The broker looked at mortgage data from the past decade as well as from the first six months of this year, and suggested that mortgage market activity peaked in 2021.
Henry Dannell suggested this was driven by high street lenders, including banks and building societies, which processed 1.49 million mortgage transactions last year. This figure accounted for 89% of the total mortgage market and marked an annual increase of 17%.

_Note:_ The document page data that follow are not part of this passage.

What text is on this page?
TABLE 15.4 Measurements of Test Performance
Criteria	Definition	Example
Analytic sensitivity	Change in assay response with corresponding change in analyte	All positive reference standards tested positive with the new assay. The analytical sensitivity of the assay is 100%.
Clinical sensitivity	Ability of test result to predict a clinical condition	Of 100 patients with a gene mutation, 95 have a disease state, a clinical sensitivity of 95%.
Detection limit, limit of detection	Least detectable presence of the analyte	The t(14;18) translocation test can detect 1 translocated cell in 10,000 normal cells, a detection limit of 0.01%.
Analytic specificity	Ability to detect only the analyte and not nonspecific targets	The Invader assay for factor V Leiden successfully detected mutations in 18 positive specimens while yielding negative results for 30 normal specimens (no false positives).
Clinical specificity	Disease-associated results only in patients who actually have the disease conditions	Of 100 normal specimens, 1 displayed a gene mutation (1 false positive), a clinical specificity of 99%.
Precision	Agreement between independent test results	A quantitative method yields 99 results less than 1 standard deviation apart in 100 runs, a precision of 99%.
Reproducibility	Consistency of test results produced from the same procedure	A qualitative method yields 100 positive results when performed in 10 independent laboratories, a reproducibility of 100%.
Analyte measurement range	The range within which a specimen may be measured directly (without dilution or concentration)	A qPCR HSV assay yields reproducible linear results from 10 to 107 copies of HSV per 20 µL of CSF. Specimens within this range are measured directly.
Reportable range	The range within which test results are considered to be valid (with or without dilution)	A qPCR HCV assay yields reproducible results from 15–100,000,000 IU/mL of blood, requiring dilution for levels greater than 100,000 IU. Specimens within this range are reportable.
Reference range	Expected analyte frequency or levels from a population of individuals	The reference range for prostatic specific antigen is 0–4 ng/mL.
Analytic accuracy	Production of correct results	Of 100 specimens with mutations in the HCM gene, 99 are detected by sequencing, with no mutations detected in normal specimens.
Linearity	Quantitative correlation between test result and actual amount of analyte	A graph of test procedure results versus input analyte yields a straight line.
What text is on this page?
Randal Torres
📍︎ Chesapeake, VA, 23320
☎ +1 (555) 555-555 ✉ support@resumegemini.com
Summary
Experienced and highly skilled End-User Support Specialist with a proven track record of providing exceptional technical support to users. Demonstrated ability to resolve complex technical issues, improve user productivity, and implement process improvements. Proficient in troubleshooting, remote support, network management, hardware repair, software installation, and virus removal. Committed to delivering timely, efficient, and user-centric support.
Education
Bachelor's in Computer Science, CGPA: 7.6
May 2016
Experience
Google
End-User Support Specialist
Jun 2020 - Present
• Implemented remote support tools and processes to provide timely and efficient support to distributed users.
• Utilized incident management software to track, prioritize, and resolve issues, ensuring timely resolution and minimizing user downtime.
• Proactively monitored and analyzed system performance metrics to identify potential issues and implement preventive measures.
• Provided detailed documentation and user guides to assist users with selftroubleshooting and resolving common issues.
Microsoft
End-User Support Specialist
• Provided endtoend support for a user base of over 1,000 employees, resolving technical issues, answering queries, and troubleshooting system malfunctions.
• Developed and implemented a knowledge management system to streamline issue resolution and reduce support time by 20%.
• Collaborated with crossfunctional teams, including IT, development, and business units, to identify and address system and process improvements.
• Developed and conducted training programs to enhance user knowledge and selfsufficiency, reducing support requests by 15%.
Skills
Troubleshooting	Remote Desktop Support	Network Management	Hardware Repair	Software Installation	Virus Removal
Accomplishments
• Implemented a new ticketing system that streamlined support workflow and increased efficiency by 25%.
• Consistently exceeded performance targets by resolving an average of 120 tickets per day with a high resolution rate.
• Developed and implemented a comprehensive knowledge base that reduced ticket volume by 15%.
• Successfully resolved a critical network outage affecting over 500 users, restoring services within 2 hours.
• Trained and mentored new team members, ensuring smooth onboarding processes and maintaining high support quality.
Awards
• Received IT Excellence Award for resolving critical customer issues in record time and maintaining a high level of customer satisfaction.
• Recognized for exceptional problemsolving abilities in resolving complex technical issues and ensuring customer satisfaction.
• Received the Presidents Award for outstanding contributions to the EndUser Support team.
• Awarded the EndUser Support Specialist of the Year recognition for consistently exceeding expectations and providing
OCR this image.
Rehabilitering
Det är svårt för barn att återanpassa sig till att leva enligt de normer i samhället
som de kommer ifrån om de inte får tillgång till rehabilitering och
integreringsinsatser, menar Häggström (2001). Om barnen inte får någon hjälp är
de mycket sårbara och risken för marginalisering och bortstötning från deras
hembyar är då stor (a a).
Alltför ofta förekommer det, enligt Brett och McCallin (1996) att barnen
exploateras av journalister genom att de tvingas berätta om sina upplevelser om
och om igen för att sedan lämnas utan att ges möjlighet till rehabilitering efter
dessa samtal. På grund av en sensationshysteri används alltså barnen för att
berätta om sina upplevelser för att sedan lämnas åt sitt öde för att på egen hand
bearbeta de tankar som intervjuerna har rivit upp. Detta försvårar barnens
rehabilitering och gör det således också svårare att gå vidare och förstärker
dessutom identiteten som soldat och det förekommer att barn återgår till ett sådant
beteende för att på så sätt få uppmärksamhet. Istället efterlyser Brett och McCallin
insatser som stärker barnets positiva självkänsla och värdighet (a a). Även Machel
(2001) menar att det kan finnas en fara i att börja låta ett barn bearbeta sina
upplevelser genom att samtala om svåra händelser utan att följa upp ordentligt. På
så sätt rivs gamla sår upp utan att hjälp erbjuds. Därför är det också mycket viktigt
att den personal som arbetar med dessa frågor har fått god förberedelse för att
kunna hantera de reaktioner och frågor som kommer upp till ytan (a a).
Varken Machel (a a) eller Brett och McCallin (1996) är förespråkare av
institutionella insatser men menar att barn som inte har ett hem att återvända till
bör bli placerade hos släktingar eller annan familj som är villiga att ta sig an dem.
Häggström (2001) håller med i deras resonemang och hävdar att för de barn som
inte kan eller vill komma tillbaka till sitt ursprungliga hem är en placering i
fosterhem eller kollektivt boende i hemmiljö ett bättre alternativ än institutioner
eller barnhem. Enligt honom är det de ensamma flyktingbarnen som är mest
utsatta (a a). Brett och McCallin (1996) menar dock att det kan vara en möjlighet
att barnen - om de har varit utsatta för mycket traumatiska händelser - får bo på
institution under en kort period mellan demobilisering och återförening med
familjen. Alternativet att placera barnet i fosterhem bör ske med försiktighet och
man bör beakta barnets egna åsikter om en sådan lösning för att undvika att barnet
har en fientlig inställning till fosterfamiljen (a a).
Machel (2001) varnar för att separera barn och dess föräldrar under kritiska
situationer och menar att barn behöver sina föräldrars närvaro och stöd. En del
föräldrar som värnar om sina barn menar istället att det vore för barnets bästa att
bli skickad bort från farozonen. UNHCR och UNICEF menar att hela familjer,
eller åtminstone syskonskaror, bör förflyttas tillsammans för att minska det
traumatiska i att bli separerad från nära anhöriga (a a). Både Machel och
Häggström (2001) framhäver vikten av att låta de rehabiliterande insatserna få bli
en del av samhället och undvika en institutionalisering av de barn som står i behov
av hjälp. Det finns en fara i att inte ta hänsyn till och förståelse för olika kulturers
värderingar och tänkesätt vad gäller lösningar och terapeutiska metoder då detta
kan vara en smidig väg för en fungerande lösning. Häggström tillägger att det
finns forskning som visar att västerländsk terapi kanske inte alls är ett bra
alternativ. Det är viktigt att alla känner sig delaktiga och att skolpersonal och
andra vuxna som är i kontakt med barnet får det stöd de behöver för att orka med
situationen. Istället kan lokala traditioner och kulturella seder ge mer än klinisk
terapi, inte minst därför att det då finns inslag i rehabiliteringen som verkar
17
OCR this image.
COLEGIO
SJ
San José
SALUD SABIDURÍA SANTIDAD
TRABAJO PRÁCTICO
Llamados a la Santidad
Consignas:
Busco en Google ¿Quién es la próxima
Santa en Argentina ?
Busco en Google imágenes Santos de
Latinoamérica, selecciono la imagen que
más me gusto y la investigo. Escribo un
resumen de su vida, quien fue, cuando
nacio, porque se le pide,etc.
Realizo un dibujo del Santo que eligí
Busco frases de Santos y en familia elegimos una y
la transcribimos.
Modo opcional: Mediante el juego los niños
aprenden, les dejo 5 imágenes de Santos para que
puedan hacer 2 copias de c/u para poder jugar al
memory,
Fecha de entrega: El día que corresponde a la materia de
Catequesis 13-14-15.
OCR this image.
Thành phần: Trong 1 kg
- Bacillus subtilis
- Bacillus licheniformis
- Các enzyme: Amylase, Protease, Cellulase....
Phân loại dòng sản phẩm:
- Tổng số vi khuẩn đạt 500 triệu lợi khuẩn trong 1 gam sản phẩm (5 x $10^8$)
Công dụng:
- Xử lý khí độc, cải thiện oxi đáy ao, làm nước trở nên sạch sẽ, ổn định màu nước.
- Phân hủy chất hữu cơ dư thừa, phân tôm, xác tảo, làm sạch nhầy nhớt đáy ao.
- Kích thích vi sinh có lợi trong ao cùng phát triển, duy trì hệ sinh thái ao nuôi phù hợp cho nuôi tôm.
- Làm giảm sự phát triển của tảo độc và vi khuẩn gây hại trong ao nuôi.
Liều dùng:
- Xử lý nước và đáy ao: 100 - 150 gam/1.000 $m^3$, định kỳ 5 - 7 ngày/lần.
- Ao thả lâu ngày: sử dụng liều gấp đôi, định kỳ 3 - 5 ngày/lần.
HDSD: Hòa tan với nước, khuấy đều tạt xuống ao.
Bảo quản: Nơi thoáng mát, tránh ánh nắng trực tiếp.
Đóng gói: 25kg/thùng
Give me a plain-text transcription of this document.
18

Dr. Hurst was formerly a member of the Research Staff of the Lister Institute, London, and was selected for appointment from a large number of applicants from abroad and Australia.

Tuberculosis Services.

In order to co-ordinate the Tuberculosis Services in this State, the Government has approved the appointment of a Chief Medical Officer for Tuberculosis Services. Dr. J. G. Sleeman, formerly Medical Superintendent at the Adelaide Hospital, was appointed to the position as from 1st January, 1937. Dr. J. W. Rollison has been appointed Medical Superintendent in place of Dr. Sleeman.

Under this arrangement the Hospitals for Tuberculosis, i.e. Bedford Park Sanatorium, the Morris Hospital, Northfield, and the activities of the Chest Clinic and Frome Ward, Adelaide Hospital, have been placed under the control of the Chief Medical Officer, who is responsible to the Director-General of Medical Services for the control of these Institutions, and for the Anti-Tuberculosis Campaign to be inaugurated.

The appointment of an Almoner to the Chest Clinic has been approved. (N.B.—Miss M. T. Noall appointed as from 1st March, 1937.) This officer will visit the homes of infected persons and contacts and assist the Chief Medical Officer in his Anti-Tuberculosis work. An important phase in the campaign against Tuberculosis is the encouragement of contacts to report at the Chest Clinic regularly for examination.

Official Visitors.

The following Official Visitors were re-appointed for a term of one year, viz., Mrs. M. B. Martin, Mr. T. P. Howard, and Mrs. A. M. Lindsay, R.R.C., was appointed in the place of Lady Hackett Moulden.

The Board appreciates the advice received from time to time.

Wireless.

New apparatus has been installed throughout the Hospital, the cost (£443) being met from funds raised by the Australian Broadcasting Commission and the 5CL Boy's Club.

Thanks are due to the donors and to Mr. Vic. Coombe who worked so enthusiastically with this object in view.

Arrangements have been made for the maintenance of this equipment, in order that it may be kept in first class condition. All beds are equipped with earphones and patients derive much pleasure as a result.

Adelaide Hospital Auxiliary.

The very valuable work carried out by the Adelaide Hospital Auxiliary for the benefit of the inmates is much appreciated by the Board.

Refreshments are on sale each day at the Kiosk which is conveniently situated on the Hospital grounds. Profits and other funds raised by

Specialist lenders also saw a significant interest in mortgage activity, rising by 19% since 2020 to process 151,000 transactions, which made up 9% of total mortgage lending activity that year. Despite this small market share, Henry Dannell noted that 2021 still marked a high point for specialist lenders as they processed the most annual mortgage transactions on record, which was likely due to the economic impact of the pandemic forcing borrowers to look for new ways of securing loans.
Despite the 2021 boom, however, rising interest rates are likely to dampen the mortgage market in 2022, with Henry Dannell forecasting a 6% drop in activity among high street lenders, and a 16.5% drop in specialist lending.
“The mortgage activity boom of 2021 marked a high point for the market,” said Henry Dannell director, Geoff Garrett. “The government’s pandemic intervention on the housing market, such as the stamp duty holiday, led to a surge in buyer demand that enabled lenders to grant more mortgages than ever before.
“But, as we enter the second half of 2022, confronted with a cost of living crisis and aggressive interest rate hikes, we can safely expect a significant decline in activity for both monetary financial institutions and specialist lenders.
“However, people often turn to specialist lenders in times of economic turmoil as they are more willing to take a chance on them. As we move further into this current cost of living crisis with families struggling to pay bills and meet loan repayments, we could well see a stronger performance where the level of mortgages coming via specialist lenders is concerned.”